This causes p\-values and E\-values to be compensated individually
for the actual composition of each sequence in the database. This
option can increase search time substantially due to the need to
compute a different score distribution for each high\-scoring
sequence. With this option and DNA sequences, the positive and
reverse complement strand frequencies are not averaged together.
.IP
Position p\-value
.IP
The p\-value of a match of a given position within a sequence to a motif
is defined as the probability of a randomly selected position in a
randomly generated sequence having a match score at least as large as
that of the given position. Note:If MAST is combining reverse
complement DNA strands, the position p\-value is not corrected for
multiple tests.
.IP
Sequence p\-value
.IP
The p\-value of a match of a sequence to a motif is defined as the
probability of a randomly generated sequence of the same length having
a match score at least as large as the largest match score of any
position in the sequence.
.IP
Combined p\-value
.IP
The p\-value of a match of a sequence to a group of motifs is defined as
the probability of a randomly generated sequence of the same length
having sequence p\-values whose product is at least as small as the
product of the sequence p\-values of the matches of the motifs to the
given sequence.
.IP
E\-value
.IP
The E\-value of the match of a sequence in a database to a a group of
motifs is defined as the expected number of sequences in a random
database of the same size that would match the motifs as well as the
sequence does and is equal to the combined p\-value of the sequence
times the number of sequences in the database.
.PP
High\-scoring Sequences
.IP
MAST lists the names and part of the descriptive text of all sequences
whose E\-value is less than E. Sequences shorter than one or more of the
motifs are skipped. The sequences are sorted by increasing E\-value. The
value of E is set to 10 for the WEB server but is user\-selectable in
the down\-loadable version of MAST.
.PP
Motif Diagrams
.IP
Motif diagrams show the order and spacing of non\-overlapping matches to
the motifs in each high\-scoring sequence. Motif occurrences are
determined based on the position p\-value of matches to the motif.
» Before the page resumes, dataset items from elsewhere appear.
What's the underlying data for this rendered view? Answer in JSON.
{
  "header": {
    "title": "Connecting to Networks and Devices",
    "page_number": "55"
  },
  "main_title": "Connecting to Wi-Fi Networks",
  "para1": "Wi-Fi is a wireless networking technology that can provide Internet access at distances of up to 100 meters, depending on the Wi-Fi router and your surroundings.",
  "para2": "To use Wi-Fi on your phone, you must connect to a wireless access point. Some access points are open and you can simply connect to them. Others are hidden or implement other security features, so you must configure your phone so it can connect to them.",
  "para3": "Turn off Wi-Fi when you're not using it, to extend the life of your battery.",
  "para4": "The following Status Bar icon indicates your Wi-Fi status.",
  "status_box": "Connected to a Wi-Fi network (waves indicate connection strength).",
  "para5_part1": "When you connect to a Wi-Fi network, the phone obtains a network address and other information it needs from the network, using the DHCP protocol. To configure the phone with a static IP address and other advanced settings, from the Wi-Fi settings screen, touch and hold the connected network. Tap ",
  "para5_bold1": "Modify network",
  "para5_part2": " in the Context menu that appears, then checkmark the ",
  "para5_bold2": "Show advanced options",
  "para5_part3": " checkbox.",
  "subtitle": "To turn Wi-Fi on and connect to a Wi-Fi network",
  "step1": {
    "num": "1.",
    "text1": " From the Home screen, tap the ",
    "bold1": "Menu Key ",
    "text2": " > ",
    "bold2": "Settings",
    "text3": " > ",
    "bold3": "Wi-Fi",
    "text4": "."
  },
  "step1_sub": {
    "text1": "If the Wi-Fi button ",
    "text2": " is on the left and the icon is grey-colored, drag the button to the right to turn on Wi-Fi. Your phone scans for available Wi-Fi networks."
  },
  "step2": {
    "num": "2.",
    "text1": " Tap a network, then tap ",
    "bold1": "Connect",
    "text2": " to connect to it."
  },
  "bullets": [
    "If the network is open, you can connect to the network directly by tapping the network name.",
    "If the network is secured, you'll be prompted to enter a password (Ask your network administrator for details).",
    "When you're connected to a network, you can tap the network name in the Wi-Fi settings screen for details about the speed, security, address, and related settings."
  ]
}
Strong matches (p\-value < M) are shown in square brackets (`[ ]'), weak
matches (M < p\-value < M x 10) are shown in angle brackets (`< >') and
the length of non\-motif sequence ("spacer") is shown between
underscores (`_'). For example,
.IP
27_[3]_44_<4>_99_[1]_7
.IP
shows an initial spacer of length 27, followed by a strong match to
motif 3, a spacer of length 44, a weak match to motif 4, a spacer of
length 99, a strong match to motif 1 and a final non\-motif sequence of
length 7. The value of M is 0.0001 for the WEB server but is
user\-selectable in the downloadable version of MAST.
.PP
Annotated Sequences
.IP
MAST annotates each high\-scoring sequence by printing the sequence
along with the position and strength of all the non\-overlapping motif
occurrences. The four lines above each motif occurrence contain,
respectively,
.IP
* the motif number of the occurrence,
* the position p\-value of the occurrence,
* the best possible match to the motif, and
* a plus sign (`+') above each letter in the occurrence that has a
.IP
positive match score to the motif.
.IP
The best possible match to a motif is the sequence of letters which
would achieve the highest match score.
.PP
Hit List
.IP
If you specify the \fB\-hit_list\fR switch to MAST, MAST outputs ONLY a list
of "hits" in easily machine\-readable format. Each line corresponds to
one motif occurrence in one sequence. The format of the hit lines is
.IP
[<sequence_name> <strand><motif> <start> <end> <score> <p\-value>]+
.IP
where
.IP
<sequence_name> is the name of the sequence containing the hit
<strand>        is the strand (+ or \- for DNA, blank for protein),
<motif>         is the motif number,
<start>         is the starting position of the hit,
<end>           is the ending position of the hit, and
<score>         is the score the hit,
<p\-value>       is the position p\-value of the hit.
.IP
Two comment lines (starting with "#") are written above the list of
hits, and the MAST command line is printed as a comment line after the
list. An example of the output using the \fB\-hit_list\fR switch to MAST is:
.IP
# All non\-overlapping hits in all sequences.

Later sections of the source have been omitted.